Syam, begitu nama panggilannya, dilahirkan di Ambon tanggal 25 Agustus
1984. Menyelesaikan SD nya di SD Negeri 6 Ambon, dan SMP nya di SMP
Muhammadiyah Ambon. Belum sempat mengenyam pendidikan SMA, kerusuhan
meletus. Kakeknya dan sebagian besar keluarganya berasal dari Hitu.

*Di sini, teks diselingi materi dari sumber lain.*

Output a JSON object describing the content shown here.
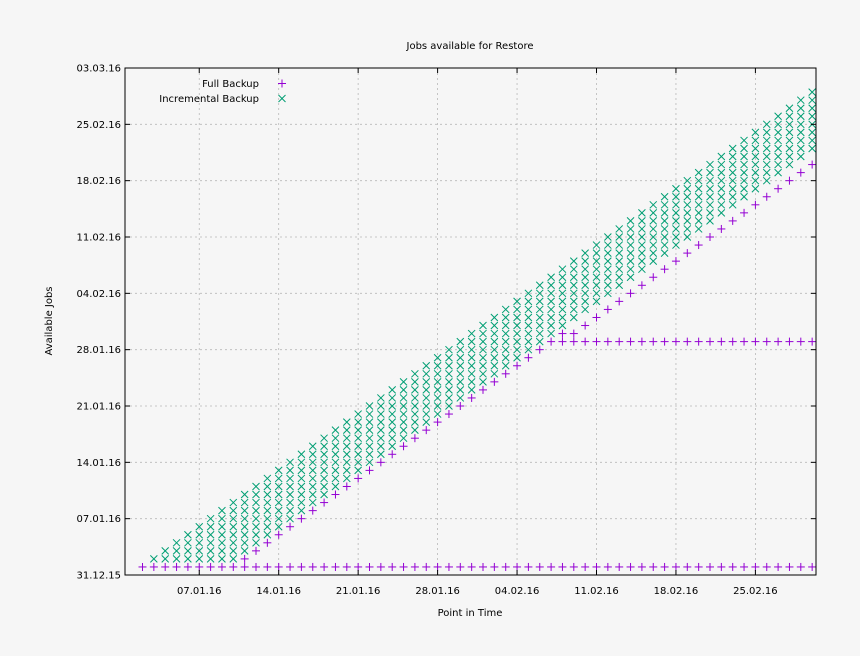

Di kalangan masyarakat muslim kota Ambon, segala lapisan masyarakat
mengenal remaja ini. Di setiap tempat pertemuan antara pita merah dan
pita putih, dia selalu hadir dan berada di garis depan. Peralatan yang
dipakaipun cukup sederhana, sebilah parang panjang dan beberapa busur
anak panah dengan sebuah katapel. Bahkan di kalangan aparat keamanan yang
bertugas, remaja ini juga cukup dikenal.
Tercatat beberapa kali bentrokan, dia berada di barisan depan. Medan yang
telah dilalui adalah bentrokan di Perumnas Poka, Talake, Mardika, Poka,
Perempatan Sultan Babullah. Dia dijuluki panglima perang cilik.
Walaupun berada pada barisan yang paling depan, peluru aparat ataupun
senjata pita merah "alhamdulillah" belum satupun kena badannya.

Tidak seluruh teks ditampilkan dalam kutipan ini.